The Truth

I went to bed last night with the burning desire to go for a run in the morning. “I’m going to do it” I told myself. I will get up in the morning and go for a run before Joe has to leave. Visions of the “before time” when I would run miles and miles for fun and alone time danced in my head as I listened to the office and fell asleep.

When I woke up, I was still determined. While I did linger in bed for a bit, I got up, got myself dressed found my headphones and set off. I was just going to start Couch to 5K back up, knowing that I was no where near where I had been. I started off with my five minute warm up walk and was feeling great. It was still dark out, and honestly, this is my favorite time to run, before the whole world wakes up. Suddenly the Couch to 5K shouted out “Let’s jog” and I was ready…

Until I absolutely wasn’t. My right knee hurt. My left foot hurt. my gait was all wrong. Everything was off. It was only a minute but it felt like an eternity. After the second or third time I decided to just walk for the rest of the 30 minutes.

Now, you may think this makes me a quitter. And up until last night around 10 pm. I would have one hundred percent agreed with you. But I was proud of myself. I stopped when something was painful (not uncomfortable, but actually painful) but I still finished out the exercise in some way instead of feeling intensely defeated and just heading home and throwing myself a pity party all day.

For the rest of my walk I forced myself to face some fast and hard truths about this situation. It has been MONTHS since I have run at all and YEARS since I have really run (as in not Couch to 5K with stops built in). The separation and divorce years were not good to me, both mentally and physically. If I am being completely honest, they broke me. It has literally taken me this long to try and attempt to put myself back together, and I’m not only to lie it is extremely hard. I feel like I lost all of myself, including the parts that I loved and I am just now feeling strong enough to try and get them back.
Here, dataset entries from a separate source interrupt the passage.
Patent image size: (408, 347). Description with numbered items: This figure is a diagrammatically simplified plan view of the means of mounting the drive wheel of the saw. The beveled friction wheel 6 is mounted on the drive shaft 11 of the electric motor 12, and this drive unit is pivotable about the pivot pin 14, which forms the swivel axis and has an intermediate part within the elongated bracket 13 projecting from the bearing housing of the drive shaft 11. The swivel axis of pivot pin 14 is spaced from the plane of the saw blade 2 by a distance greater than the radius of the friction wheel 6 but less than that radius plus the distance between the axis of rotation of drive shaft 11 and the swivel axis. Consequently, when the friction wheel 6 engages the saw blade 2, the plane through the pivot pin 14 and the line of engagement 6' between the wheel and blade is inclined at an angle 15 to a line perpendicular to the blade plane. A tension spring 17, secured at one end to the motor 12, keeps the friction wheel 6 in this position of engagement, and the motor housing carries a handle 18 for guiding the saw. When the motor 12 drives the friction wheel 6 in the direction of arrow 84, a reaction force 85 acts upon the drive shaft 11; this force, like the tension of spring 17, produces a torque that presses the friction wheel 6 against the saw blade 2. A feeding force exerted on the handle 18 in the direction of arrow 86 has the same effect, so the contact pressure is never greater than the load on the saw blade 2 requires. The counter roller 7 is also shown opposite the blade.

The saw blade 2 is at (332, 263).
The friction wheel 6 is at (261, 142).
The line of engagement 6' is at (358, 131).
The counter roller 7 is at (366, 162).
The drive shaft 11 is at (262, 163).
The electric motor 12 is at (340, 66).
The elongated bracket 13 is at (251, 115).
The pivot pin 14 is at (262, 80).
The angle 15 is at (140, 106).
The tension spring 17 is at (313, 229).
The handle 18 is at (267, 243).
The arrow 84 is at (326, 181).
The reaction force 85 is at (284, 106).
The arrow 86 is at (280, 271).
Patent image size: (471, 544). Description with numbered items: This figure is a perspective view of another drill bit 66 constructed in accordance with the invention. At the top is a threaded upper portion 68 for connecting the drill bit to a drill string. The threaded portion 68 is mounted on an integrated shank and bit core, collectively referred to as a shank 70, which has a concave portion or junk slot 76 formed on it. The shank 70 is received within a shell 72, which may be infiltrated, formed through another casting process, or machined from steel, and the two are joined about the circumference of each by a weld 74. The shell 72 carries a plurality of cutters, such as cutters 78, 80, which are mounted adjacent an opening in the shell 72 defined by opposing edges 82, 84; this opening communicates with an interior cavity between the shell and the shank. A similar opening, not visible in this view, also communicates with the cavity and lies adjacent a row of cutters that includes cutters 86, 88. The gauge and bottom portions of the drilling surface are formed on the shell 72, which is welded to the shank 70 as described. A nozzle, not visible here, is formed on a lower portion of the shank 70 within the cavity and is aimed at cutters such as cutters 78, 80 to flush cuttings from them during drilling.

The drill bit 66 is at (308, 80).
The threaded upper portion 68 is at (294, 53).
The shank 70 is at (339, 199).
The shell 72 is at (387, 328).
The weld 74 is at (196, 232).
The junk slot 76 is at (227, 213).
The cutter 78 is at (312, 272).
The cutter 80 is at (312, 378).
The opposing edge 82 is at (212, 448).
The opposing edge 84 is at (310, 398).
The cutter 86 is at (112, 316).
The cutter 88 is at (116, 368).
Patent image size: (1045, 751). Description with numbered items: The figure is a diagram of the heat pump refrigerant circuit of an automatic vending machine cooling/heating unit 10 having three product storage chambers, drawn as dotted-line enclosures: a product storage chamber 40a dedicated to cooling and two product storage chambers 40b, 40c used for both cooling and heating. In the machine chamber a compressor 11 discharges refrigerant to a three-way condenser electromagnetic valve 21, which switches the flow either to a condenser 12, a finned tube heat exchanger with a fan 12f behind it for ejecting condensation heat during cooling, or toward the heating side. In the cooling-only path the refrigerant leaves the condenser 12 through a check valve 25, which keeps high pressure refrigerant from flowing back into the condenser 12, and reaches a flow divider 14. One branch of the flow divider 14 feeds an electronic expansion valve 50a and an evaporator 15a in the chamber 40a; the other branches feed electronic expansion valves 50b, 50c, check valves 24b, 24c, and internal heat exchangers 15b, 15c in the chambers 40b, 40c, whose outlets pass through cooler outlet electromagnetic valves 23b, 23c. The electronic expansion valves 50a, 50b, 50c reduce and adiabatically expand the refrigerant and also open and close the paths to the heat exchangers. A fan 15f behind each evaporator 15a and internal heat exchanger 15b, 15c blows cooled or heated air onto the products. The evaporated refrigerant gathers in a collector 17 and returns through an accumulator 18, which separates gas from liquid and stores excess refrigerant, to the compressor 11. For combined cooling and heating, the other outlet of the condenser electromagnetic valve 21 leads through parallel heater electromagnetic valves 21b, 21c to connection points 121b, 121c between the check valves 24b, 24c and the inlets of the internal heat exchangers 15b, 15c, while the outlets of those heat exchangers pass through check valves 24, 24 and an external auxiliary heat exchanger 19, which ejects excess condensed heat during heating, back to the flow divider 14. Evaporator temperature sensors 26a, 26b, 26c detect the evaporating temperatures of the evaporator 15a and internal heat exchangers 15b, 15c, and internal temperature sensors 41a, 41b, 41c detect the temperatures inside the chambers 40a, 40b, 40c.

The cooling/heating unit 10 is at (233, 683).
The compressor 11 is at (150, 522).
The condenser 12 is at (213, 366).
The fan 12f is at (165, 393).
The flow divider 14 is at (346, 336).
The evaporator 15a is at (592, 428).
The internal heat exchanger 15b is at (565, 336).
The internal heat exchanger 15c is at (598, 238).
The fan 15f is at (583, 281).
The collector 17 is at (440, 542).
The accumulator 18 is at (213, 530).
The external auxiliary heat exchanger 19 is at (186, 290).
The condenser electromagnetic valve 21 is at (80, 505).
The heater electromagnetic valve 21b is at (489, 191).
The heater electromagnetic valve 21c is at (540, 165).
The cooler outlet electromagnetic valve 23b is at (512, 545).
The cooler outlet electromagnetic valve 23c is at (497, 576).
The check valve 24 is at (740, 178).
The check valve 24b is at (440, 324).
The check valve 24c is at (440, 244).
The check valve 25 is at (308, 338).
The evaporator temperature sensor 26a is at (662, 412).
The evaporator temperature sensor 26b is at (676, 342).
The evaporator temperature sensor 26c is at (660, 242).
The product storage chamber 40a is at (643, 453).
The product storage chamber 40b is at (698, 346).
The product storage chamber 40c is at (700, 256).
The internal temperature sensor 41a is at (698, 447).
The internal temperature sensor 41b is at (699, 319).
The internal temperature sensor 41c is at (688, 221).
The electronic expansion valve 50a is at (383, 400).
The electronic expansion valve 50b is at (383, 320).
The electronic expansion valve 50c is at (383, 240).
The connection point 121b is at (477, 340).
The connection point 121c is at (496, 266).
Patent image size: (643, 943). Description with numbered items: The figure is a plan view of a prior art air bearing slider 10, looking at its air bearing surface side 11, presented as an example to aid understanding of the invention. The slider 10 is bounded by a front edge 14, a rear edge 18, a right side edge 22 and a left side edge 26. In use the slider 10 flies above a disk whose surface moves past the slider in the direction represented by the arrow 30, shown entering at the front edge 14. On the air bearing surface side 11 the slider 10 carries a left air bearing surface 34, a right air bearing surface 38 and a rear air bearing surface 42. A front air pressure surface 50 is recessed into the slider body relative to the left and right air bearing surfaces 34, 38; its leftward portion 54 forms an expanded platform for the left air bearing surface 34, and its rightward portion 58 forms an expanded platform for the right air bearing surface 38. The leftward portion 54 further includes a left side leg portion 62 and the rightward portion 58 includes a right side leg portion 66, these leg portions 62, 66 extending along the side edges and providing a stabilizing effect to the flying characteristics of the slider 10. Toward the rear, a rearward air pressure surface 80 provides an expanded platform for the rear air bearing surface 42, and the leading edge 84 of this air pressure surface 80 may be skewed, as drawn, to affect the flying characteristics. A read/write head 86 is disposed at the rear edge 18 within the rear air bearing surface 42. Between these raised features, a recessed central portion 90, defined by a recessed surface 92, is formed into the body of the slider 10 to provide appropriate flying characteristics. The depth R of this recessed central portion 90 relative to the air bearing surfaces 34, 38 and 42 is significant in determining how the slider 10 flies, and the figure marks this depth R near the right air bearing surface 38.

But it’s going to be an incredibly hard road. Just because you’ve done it once, doesn’t mean it’s easier the second time. I am almost the same weight as I was at my heaviest in 2013…a number I swore to myself I would never see again. When I really started running I was almost 40 pounds lighter than I am now. And when I was training for half marathons and marathons I was 60-70 pounds lighter. As much as I want to rush and skip steps just to try to be where I once was, I know this is not the answer. I need to take my time. I need to relearn the basics. I need to find the correct path, the one where it may be hard and treacherous, but I’ll come out stronger in the end.

I really feel that girl I once was is still in there, just waiting for the opportunity to come out and shine.

She is. I know she is. She’s just going to take a little while to do it. And that’s ok.